We cannot agree with Luz et al. (2014) when they assert that our ELISA’s potential value cannot be properly measured against ELISA’s described in Lobos et al. (1991) and Bradley et al. (1993) and, for sure, that comparison was not the LSO group’s intention. But, on the contrary of what is declared by Luz et al. in their report that “the cocktail failed in Brazil because of cross reactivity of this species (referring to O. volvulus) with M. ozzardi” (Tang et al. 2010), Lobo (1991) did not see reactivity with M. ozzardi as a problem, as the only reactive serum sample was of an individual from an area where coinfection with O. volvulus was a possibility. Still, Shelley et al. (2001) considered and used an ELISA test with a cocktail of recombinant proteins and faced the possibility of a cross reactivity in the area where the samples were collected. Unfortunately, in this work the methodology is unclear, as they do not provide any data on the number of positive and negative controls used, the protocol employed and the cut-off adopted.

Furthermore, Luz et al. (2014) insist that in our article we described a “novel ELISA” and it seems that the group are not aware of the many instances in the literature in which this test was employed. For instance, the cocktail was used in its primary form as Ov10, Ov11 and Ov29 by Guderian et al. (1997), in Ecuador, by Bradley et al. (1998) and Shelley et al. (2001) and because of the cross reactions in some areas, the latter antigen was replaced in the cocktail by Ov16 in the studies of Rodríguez-Pérez et al. (2003) and in the Oaxaca focus in Mexico (Rodríguez-Pérez et al. 2008).

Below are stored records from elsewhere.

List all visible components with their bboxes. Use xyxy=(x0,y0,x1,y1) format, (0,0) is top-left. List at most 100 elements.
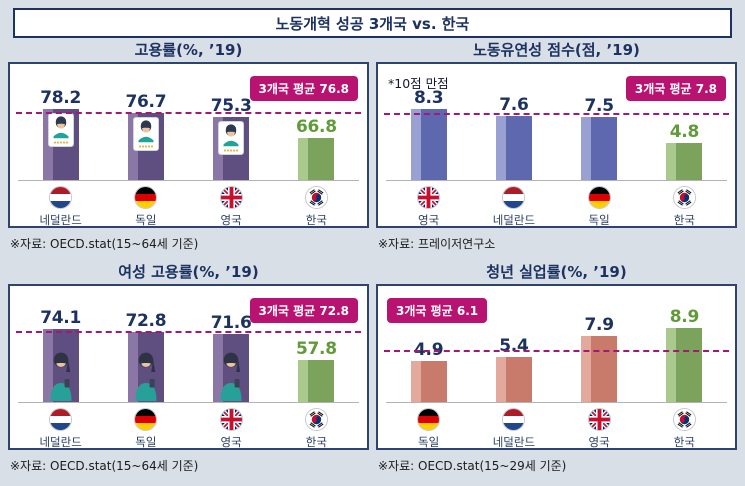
bar xyxy=(127,332,164,402)
flag-uk-icon xyxy=(219,186,243,209)
main-title-text: 노동개혁 성공 3개국 vs. 한국 xyxy=(275,14,470,33)
flag-kr-icon xyxy=(304,408,328,431)
average-dashed-line xyxy=(16,331,361,333)
bar-value-label: 74.1 xyxy=(40,308,81,328)
bar xyxy=(42,329,79,402)
bar xyxy=(298,138,335,180)
flag-cell: 영국 xyxy=(557,403,642,449)
country-label: 한국 xyxy=(305,213,327,227)
bar-cell: 76.7 xyxy=(103,92,188,180)
country-label: 네덜란드 xyxy=(492,435,536,449)
bar-cell: 74.1 xyxy=(18,308,103,402)
chart-panel: 노동유연성 점수(점, ’19) *10점 만점 3개국 평균 7.8 8.3 … xyxy=(376,40,737,252)
flag-cell: 네덜란드 xyxy=(471,403,556,449)
bar xyxy=(298,360,335,402)
bar xyxy=(666,143,703,180)
woman-worker-icon xyxy=(46,351,76,401)
panel-title: 여성 고용률(%, ’19) xyxy=(118,263,259,281)
flag-cell: 네덜란드 xyxy=(18,403,103,449)
flags-row: 독일 네덜란드 영국 한국 xyxy=(386,403,727,449)
bar xyxy=(581,117,618,180)
bar-value-label: 76.7 xyxy=(125,92,167,112)
source-note: ※자료: OECD.stat(15~64세 기준) xyxy=(10,237,199,251)
baseline xyxy=(18,402,359,403)
country-label: 네덜란드 xyxy=(492,213,536,227)
bar-value-label: 4.8 xyxy=(669,122,700,142)
bar xyxy=(495,357,532,402)
flag-cell: 한국 xyxy=(642,181,727,227)
bar-value-label: 57.8 xyxy=(296,339,337,359)
bar xyxy=(213,117,250,180)
flags-row: 네덜란드 독일 영국 한국 xyxy=(18,181,359,227)
country-label: 네덜란드 xyxy=(39,435,82,449)
flag-cell: 네덜란드 xyxy=(18,181,103,227)
bar xyxy=(410,361,447,402)
country-label: 독일 xyxy=(135,435,157,449)
flag-nl-icon xyxy=(502,408,526,431)
flag-uk-icon xyxy=(219,408,243,431)
average-badge: 3개국 평균 76.8 xyxy=(249,76,358,101)
country-label: 영국 xyxy=(418,213,440,227)
average-badge: 3개국 평균 6.1 xyxy=(387,298,488,323)
bars-row: 74.1 72.8 71.6 57.8 xyxy=(18,286,359,402)
woman-worker-icon xyxy=(216,351,246,401)
flag-uk-icon xyxy=(417,186,441,209)
flag-de-icon xyxy=(134,186,158,209)
flag-nl-icon xyxy=(49,408,73,431)
bar xyxy=(581,336,618,402)
bar-value-label: 7.6 xyxy=(499,95,529,115)
country-label: 네덜란드 xyxy=(39,213,82,227)
panel-box: 3개국 평균 72.8 74.1 72.8 71.6 57.8 네덜란드 독일 … xyxy=(8,284,369,450)
bar xyxy=(666,328,703,402)
woman-worker-icon xyxy=(131,351,161,401)
bar-value-label: 7.9 xyxy=(584,315,615,335)
panel-box: *10점 만점 3개국 평균 7.8 8.3 7.6 7.5 4.8 영국 네덜… xyxy=(376,62,737,228)
bar-cell: 75.3 xyxy=(189,96,274,180)
id-card-photo-icon xyxy=(132,117,159,151)
flag-de-icon xyxy=(134,408,158,431)
flag-nl-icon xyxy=(49,186,73,209)
average-badge: 3개국 평균 72.8 xyxy=(249,298,358,323)
bars-row: 8.3 7.6 7.5 4.8 xyxy=(386,64,727,180)
bar xyxy=(495,116,532,180)
bar xyxy=(213,334,250,402)
average-badge: 3개국 평균 7.8 xyxy=(625,76,726,101)
bar-value-label: 72.8 xyxy=(125,311,167,331)
flag-cell: 독일 xyxy=(557,181,642,227)
bar-cell: 8.3 xyxy=(386,88,471,180)
flags-row: 영국 네덜란드 독일 한국 xyxy=(386,181,727,227)
flag-cell: 영국 xyxy=(189,403,274,449)
panel-title: 고용률(%, ’19) xyxy=(134,41,243,59)
flag-de-icon xyxy=(417,408,441,431)
flag-cell: 영국 xyxy=(189,181,274,227)
bar-cell: 7.9 xyxy=(557,315,642,402)
country-label: 독일 xyxy=(418,435,440,449)
bar-value-label: 75.3 xyxy=(210,96,252,116)
flag-cell: 영국 xyxy=(386,181,471,227)
panel-box: 3개국 평균 6.1 4.9 5.4 7.9 8.9 독일 네덜란드 영국 한국 xyxy=(376,284,737,450)
bar-cell: 66.8 xyxy=(274,117,359,180)
bar-cell: 8.9 xyxy=(642,307,727,402)
bar-value-label: 8.3 xyxy=(414,88,444,108)
average-dashed-line xyxy=(384,113,729,115)
bars-row: 78.2 76.7 75.3 66.8 xyxy=(18,64,359,180)
panel-title: 청년 실업률(%, ’19) xyxy=(486,263,627,281)
source-note: ※자료: OECD.stat(15~29세 기준) xyxy=(378,459,567,473)
flag-cell: 한국 xyxy=(642,403,727,449)
bar xyxy=(410,109,447,180)
id-card-photo-icon xyxy=(218,121,245,155)
baseline xyxy=(386,180,727,181)
bar-cell: 7.5 xyxy=(557,96,642,180)
bar-value-label: 5.4 xyxy=(499,336,529,356)
id-card-photo-icon xyxy=(47,113,74,147)
bar-value-label: 66.8 xyxy=(296,117,337,137)
country-label: 한국 xyxy=(673,213,695,227)
bar-value-label: 8.9 xyxy=(669,307,700,327)
flag-kr-icon xyxy=(672,186,696,209)
baseline xyxy=(386,402,727,403)
flag-nl-icon xyxy=(502,186,526,209)
bar-value-label: 7.5 xyxy=(584,96,615,116)
flag-cell: 한국 xyxy=(274,403,359,449)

In their last noted concern, Luz et al. (2014) refer to the existence of typical and atypical microfilarial forms of M. ozzardi in the study area and note that a similar form was found in Peru. We would like to emphasise that I have carried out the morphological identification of the atypical microfilarias found in Peru (Arrospide et al. 2012) in close collaboration with local researchers and of course we do not know if the atypical forms found in Brazil have the same characteristics. But, for instance, according to Shelley (2002) only M. ozzardi was present in the reported area and that was confirmed by a study of parasite DNA by Morales-Hojas et al. (2001). Yet, in the article of Tang et al. (2010), the group of Dr. Luz report a test for distinguishing sympatric filarial species in Brazil, including Mansonella perstans, but until now, neither their group nor any others that suggest the existence of this filarial species in Brazil have been able to prove or show any consistent epidemiological data related to it.